Ex-con Alex Delgado and her brother Ric have fled Los Angeles for a new start in the small, gritty town of Lake City, Nevada, safely removed from the disturbing memories and unhealed wounds of their past. Their sanctuary is the Death Valley Motel, the dog-eared roadside motel they run together, comfortable in their anonymity at the edge of civilization.
So when an aging ex-L.A. gang-banger’s corpse is found on the bloody floor of Room 110 at their hard-luck desert motel, a fresh dead guy is the last thing the Delgados need. And their anxiety proves to be caused by something deeper and darker than expensive carpet cleaning and bad press.
They’re not alone. Soon it appears that everyone in Lake City is hiding something – even the squared-away detective who catches the case. And in the closed room of a small town, everybody is a suspect – including the Delgados, whose entangled pasts prove to be both a curse and a blessing.
This sinister mix of secrets, longing and murder underlies Garcia’s tightly crafted story. You can taste the dust and feel the prickle of desert heat as a nicely tangled plot propels you deeper into the case.

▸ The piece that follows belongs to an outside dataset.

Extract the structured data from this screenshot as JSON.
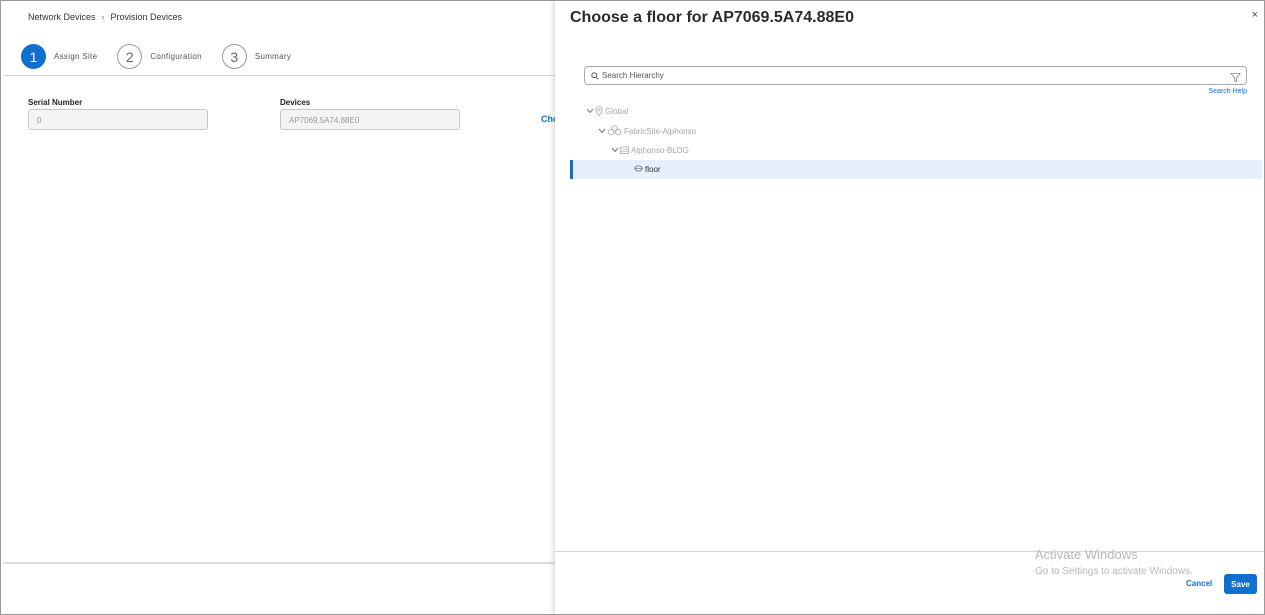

Stranger evokes some of the best elements of Rick Riordan’s popular Tres Navarre mystery series before he abandoned crime writing for young-adult mythologizing. Garcia has delivered well-developed characters, strong dialogue and a scrupulously plotted yarn that propels the reader forward without too many distracting detours. The plentiful plot twists are never befuddling and readers are likely to keep guessing right up to the last page.